Another season of political packaging is upon us. If 1968 gave us “The Selling of the President”, 42 years on both the product and its marketing are on a baroque trajectory. Personality products and manufactured controversies peddled as disposable morsels. Many are happy with the synthetic diet of Potemkin public politics – as long as the us vs. them game continues.
It’s hard to see how meaningful political action could arise from the current political apparatus. It’s too far gone in technical decadence, when self awareness of the ‘how’ transcends the quaint notion of the ‘why’. And above all, there’s money. The current dysfunction of politics and institutions still provides useful cover for interest group zeal.
There’s many a conversation to be had about how we got here, what can be done, such as campaign finance reform, etc. We’re skeptical that internal reform is possible. In an ideal outcome, one or both of the major political parties would recover sufficiently to re-engage in effective political pluralism. The other trajectory, which we’ve all discussed here, is Man on A White Horse.

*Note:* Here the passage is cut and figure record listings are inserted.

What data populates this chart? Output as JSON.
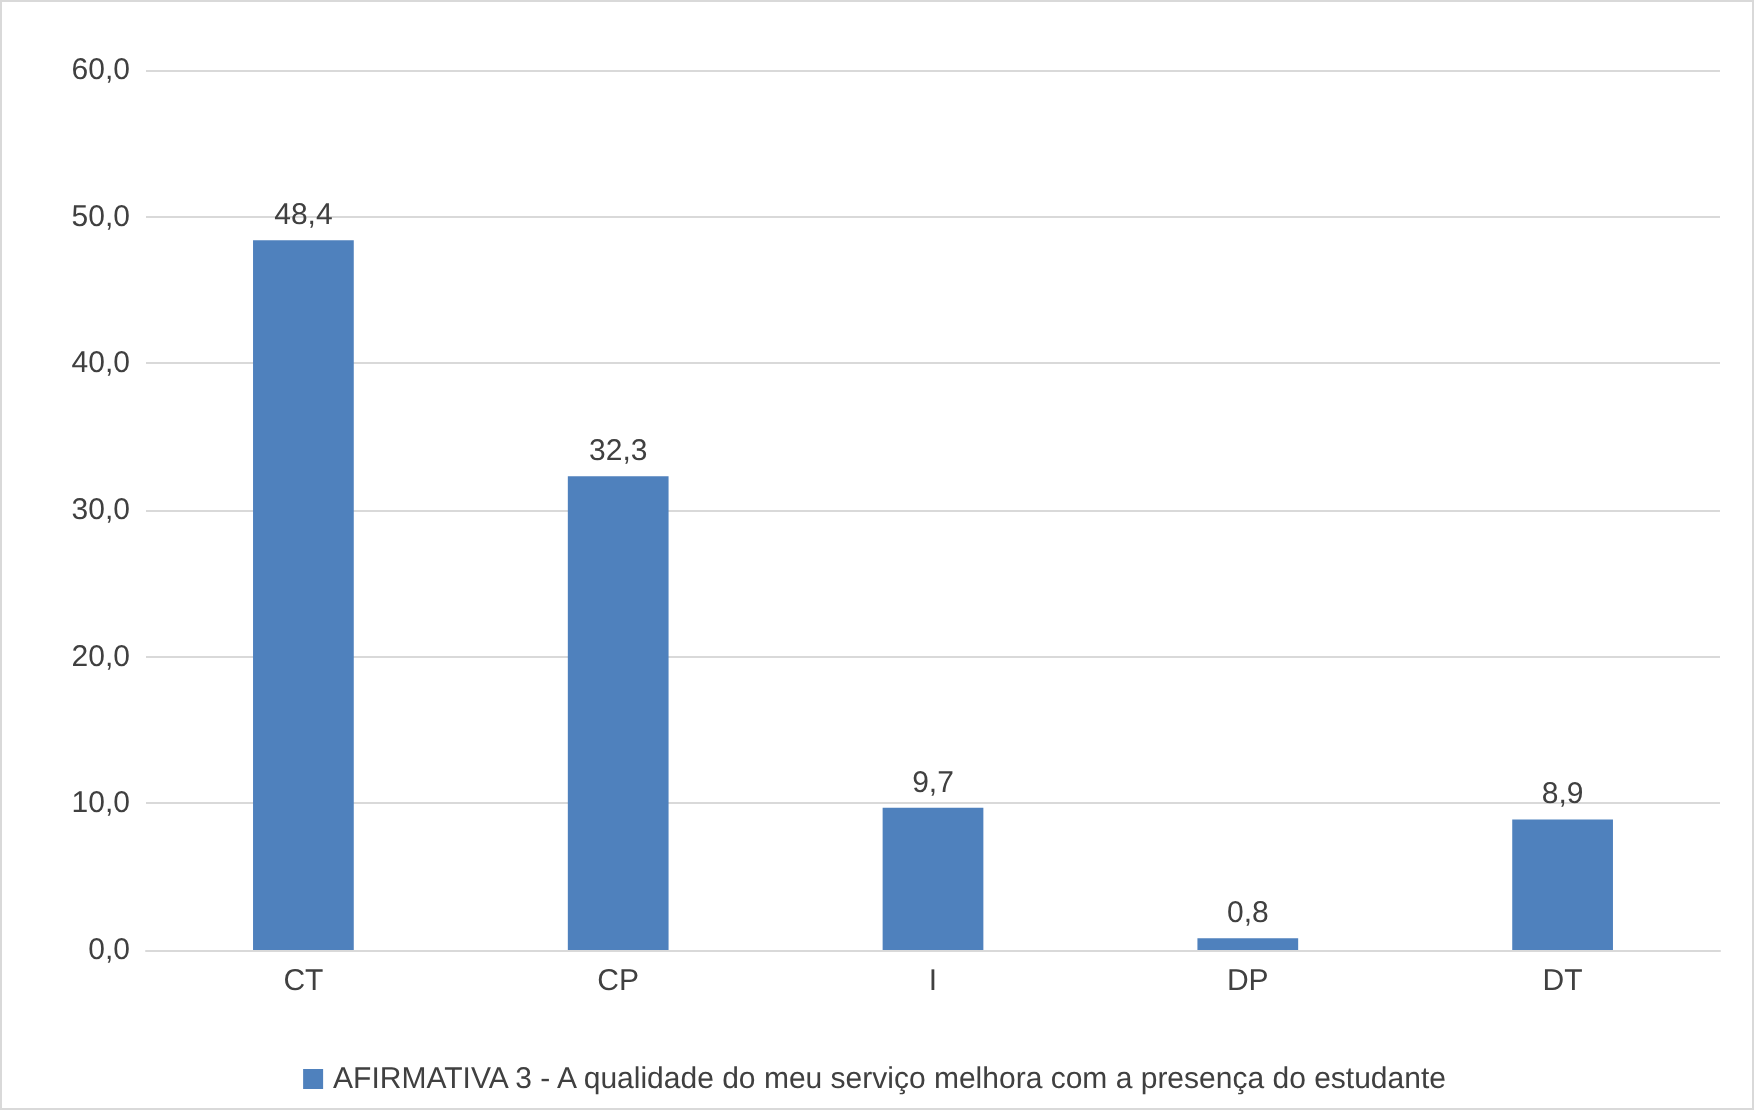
{
  "chart_data": {
    "type": "bar",
    "categories": [
      "CT",
      "CP",
      "I",
      "DP",
      "DT"
    ],
    "series": [
      {
        "name": "AFIRMATIVA 3 - A qualidade do meu serviço melhora com a presença do estudante",
        "color": "#4f81bd",
        "values": [
          48.4,
          32.3,
          9.7,
          0.8,
          8.9
        ],
        "value_labels": [
          "48,4",
          "32,3",
          "9,7",
          "0,8",
          "8,9"
        ]
      }
    ],
    "ylim": [
      0,
      60
    ],
    "yticks": [
      {
        "value": 0,
        "label": "0,0"
      },
      {
        "value": 10,
        "label": "10,0"
      },
      {
        "value": 20,
        "label": "20,0"
      },
      {
        "value": 30,
        "label": "30,0"
      },
      {
        "value": 40,
        "label": "40,0"
      },
      {
        "value": 50,
        "label": "50,0"
      },
      {
        "value": 60,
        "label": "60,0"
      }
    ],
    "grid": "y",
    "legend": "bottom"
  }
}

With this in mind we watched the recent Chicago demonstrations for signs of effective public theater. How strong would their voices be? Political theater requires first a stage, then an audience and some kind of narrative. Two out of three isn’t good enough.

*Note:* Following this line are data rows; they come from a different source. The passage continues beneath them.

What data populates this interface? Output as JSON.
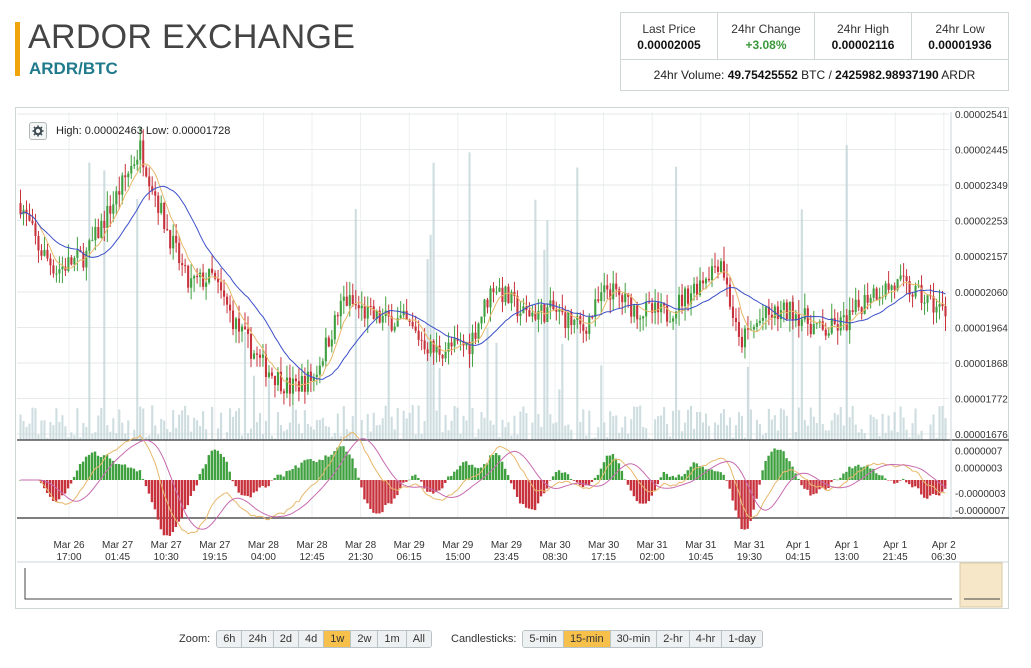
{
  "header": {
    "title": "ARDOR EXCHANGE",
    "pair": "ARDR/BTC"
  },
  "stats": {
    "last_price_label": "Last Price",
    "last_price": "0.00002005",
    "change_label": "24hr Change",
    "change": "+3.08%",
    "high_label": "24hr High",
    "high": "0.00002116",
    "low_label": "24hr Low",
    "low": "0.00001936",
    "volume_prefix": "24hr Volume:",
    "volume_btc": "49.75425552",
    "volume_btc_unit": "BTC /",
    "volume_ardr": "2425982.98937190",
    "volume_ardr_unit": "ARDR"
  },
  "chart": {
    "hilo_text": "High: 0.00002463   Low: 0.00001728",
    "colors": {
      "up": "#3fa03f",
      "down": "#c8323c",
      "ma_fast": "#e8b86a",
      "ma_slow": "#3b4fc8",
      "volume": "#b9cfd3"
    }
  },
  "chart_data": {
    "type": "candlestick",
    "price_axis_labels": [
      "0.00002541",
      "0.00002445",
      "0.00002349",
      "0.00002253",
      "0.00002157",
      "0.00002060",
      "0.00001964",
      "0.00001868",
      "0.00001772",
      "0.00001676"
    ],
    "macd_axis_labels": [
      "0.0000007",
      "0.0000003",
      "-0.0000003",
      "-0.0000007"
    ],
    "time_labels": [
      [
        "Mar 26",
        "17:00"
      ],
      [
        "Mar 27",
        "01:45"
      ],
      [
        "Mar 27",
        "10:30"
      ],
      [
        "Mar 27",
        "19:15"
      ],
      [
        "Mar 28",
        "04:00"
      ],
      [
        "Mar 28",
        "12:45"
      ],
      [
        "Mar 28",
        "21:30"
      ],
      [
        "Mar 29",
        "06:15"
      ],
      [
        "Mar 29",
        "15:00"
      ],
      [
        "Mar 29",
        "23:45"
      ],
      [
        "Mar 30",
        "08:30"
      ],
      [
        "Mar 30",
        "17:15"
      ],
      [
        "Mar 31",
        "02:00"
      ],
      [
        "Mar 31",
        "10:45"
      ],
      [
        "Mar 31",
        "19:30"
      ],
      [
        "Apr 1",
        "04:15"
      ],
      [
        "Apr 1",
        "13:00"
      ],
      [
        "Apr 1",
        "21:45"
      ],
      [
        "Apr 2",
        "06:30"
      ]
    ],
    "price_keyframes": [
      [
        0,
        2.3e-05
      ],
      [
        6,
        2.18e-05
      ],
      [
        12,
        2.12e-05
      ],
      [
        22,
        2.16e-05
      ],
      [
        34,
        2.35e-05
      ],
      [
        40,
        2.45e-05
      ],
      [
        48,
        2.25e-05
      ],
      [
        56,
        2.08e-05
      ],
      [
        64,
        2.1e-05
      ],
      [
        72,
        1.97e-05
      ],
      [
        80,
        1.87e-05
      ],
      [
        90,
        1.8e-05
      ],
      [
        98,
        1.83e-05
      ],
      [
        108,
        2.04e-05
      ],
      [
        118,
        1.99e-05
      ],
      [
        128,
        1.98e-05
      ],
      [
        138,
        1.9e-05
      ],
      [
        150,
        1.92e-05
      ],
      [
        158,
        2.08e-05
      ],
      [
        168,
        2e-05
      ],
      [
        178,
        2.01e-05
      ],
      [
        188,
        1.96e-05
      ],
      [
        196,
        2.07e-05
      ],
      [
        206,
        2.01e-05
      ],
      [
        216,
        2e-05
      ],
      [
        226,
        2.08e-05
      ],
      [
        234,
        2.15e-05
      ],
      [
        240,
        1.92e-05
      ],
      [
        248,
        1.99e-05
      ],
      [
        258,
        2.01e-05
      ],
      [
        268,
        1.95e-05
      ],
      [
        276,
        1.98e-05
      ],
      [
        284,
        2.06e-05
      ],
      [
        294,
        2.08e-05
      ],
      [
        304,
        2.03e-05
      ],
      [
        310,
        2e-05
      ]
    ],
    "candle_count": 310
  },
  "toolbar": {
    "zoom_label": "Zoom:",
    "zoom_options": [
      "6h",
      "24h",
      "2d",
      "4d",
      "1w",
      "2w",
      "1m",
      "All"
    ],
    "zoom_active": "1w",
    "candle_label": "Candlesticks:",
    "candle_options": [
      "5-min",
      "15-min",
      "30-min",
      "2-hr",
      "4-hr",
      "1-day"
    ],
    "candle_active": "15-min"
  }
}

In fairness to the protestors, Obama moved the G-8 Summit to Camp David. Organizers elected to protest with NATO as backstop instead. Close to Dada in a way. OWS, housing, gender, and social reform groups protesting NATO? At least NATO bureaucrats and many hangers on got an inflated sense of relevance.
A consequence not considered by protest organizers, apparently, is that an audience to political theater determines its effectiveness, not the actors. Ill-conceived protests can boomerang and actually bestow (undeserved) legitimacy on the target. Something they would do well to consider before the upcoming conventions.
jwb says
I also thought the Chicago protests came off as stupidly diffuse. The audience was perplexed as there was no narrative and it is difficult to link to a past or future action.
jwb says
I got rid of the cable, don’t listen to NPR, don’t much visit MSM websites unless I’m following a trusted recommendation. I do get the local paper, follow a few (under half a dozen) political blogs, but am basically following the strategy of lying low and I feel sane for the first time since about 1996. Enough stupid still gets through via the Facebook, the twittermachine, the political blogs and the always predictable local paper that I can keep tabs on the danger, but it does provide me the space to think—and to laugh something other than the protective cynical laugh we all know too well.
DrLeoStrauss says
Sound cautionary advice for all of us – to be on guard against cynicism’s enervation. It’s seductive, no question. Am with you in cutting back on the media cacophony – congrats on recovering an equilibrium and that space to think. We’d do well to join you and try to find that path in perhaps our own way.